No tardó en darse cuenta de su extravío, y por lo tanto, la necesidad de encontrarse. Y partió de aquellas playas, sobre una balsa hecha con sus propias manos. Y, recorrió el mundo, como nunca antes lo había recorrido, es decir, en soledad. Perdió la noción del tiempo, y el tiempo, no fue, sino de él.
Conquistó el mundo; se conquistó así mismo. Tuvo la experiencia del horror de la vida en todas las tierras que hollaron sus pies; y el dolor y la soledad lo hicieron fuerte.

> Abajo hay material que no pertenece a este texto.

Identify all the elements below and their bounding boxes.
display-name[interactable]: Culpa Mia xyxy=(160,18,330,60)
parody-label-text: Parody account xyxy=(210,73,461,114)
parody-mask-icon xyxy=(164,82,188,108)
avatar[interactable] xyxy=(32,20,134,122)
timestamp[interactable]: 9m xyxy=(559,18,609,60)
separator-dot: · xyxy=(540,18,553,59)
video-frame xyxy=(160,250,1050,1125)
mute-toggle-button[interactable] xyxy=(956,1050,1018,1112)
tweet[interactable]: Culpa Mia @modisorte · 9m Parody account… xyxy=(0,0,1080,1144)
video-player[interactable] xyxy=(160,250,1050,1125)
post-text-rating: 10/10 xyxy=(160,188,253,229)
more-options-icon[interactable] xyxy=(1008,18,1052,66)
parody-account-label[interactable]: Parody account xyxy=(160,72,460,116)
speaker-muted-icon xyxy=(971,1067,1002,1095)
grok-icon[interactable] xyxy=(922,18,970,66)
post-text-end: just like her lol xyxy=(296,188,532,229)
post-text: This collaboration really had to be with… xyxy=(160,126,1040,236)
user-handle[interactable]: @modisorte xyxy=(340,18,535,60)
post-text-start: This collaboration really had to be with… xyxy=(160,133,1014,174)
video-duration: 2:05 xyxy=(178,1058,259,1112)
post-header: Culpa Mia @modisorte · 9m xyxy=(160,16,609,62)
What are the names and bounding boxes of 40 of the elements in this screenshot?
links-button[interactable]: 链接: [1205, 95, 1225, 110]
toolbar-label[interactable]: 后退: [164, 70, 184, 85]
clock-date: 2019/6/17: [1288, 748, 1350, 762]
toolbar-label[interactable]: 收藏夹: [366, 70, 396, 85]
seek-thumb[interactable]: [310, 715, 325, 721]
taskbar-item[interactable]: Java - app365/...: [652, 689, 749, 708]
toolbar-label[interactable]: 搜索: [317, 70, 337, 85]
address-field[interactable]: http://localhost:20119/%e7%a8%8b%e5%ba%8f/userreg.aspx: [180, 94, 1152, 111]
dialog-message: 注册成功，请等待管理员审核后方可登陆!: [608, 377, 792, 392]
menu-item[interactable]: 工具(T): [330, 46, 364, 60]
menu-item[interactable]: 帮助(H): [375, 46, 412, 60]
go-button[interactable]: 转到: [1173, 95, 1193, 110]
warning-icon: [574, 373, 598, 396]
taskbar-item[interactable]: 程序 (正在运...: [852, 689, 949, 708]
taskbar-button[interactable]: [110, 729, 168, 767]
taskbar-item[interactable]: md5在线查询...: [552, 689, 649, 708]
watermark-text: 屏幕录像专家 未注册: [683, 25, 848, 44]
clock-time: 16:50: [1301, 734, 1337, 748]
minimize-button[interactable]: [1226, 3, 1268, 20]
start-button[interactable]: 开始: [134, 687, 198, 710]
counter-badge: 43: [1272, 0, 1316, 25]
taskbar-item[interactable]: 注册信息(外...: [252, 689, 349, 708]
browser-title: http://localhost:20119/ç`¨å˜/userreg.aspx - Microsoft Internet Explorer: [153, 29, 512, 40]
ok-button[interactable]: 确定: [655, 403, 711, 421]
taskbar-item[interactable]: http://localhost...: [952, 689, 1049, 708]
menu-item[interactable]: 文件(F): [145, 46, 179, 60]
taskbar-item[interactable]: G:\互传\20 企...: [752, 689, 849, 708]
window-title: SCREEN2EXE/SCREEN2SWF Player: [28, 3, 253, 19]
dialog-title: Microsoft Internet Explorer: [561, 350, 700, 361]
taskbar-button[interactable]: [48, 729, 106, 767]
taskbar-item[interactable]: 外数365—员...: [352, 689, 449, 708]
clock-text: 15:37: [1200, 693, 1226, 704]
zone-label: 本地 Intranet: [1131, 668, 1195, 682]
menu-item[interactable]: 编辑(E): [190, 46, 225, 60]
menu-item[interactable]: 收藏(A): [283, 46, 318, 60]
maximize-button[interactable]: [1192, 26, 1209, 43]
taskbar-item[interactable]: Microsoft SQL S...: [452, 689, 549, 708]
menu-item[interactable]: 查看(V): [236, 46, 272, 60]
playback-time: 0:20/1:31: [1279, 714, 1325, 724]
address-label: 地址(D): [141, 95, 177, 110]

Volvió ya anciano, a la tierra de su ignominia; tierra vil, y, repulsiva. Y allí, encontró a aquella mujer, por la cual había atentado contra su vida, hiriendo su corazón. Pero ya el recuerdo, no era sino nada, menos que nada. Supo más tarde que la mujer había hecho de su vida una miseria; aquel hombre, por el cual había cambiado al guerrero, le robó todo y, la condujo a la prostitución, a la violencia, a los vicios.
El vagabundo la observaba, como se observa un punto en ninguna parte; su corazón, había sido conquistado por su cerebro. Ya era más que un hombre.
Observaba la vida diaria, lo que todos llamaban vida, él no contemplaba sino la muerte. Él pasaba el tiempo en las calles, contemplando aquella miseria de vida, y reía, sabiendo que él, no pertenecía a ella. Él, no seguía a nadie y a nada, sino a sí mismo. Era único.
Cuando vio a aquella mujer despreciable, fulminada por el rayo, esbozó una sonrisa. No se regocijó por un sentimiento de venganza, sino por lo ridículo de aquella muerte.
El vagabundo se levantó del suelo, y marchó en dirección contraria del séquito de hombres que se decidieron a acompañar a aquel que había traído el rayo asesino.
El Hombre, no le temía a la muerte. No temía a nadie, ni a nada.
Y se alejó de todos. Y se fue lejos, envuelto en un manto de soledad, seguido de sus perros fieles.
Y el Hombre, desapareció de las páginas de la historia.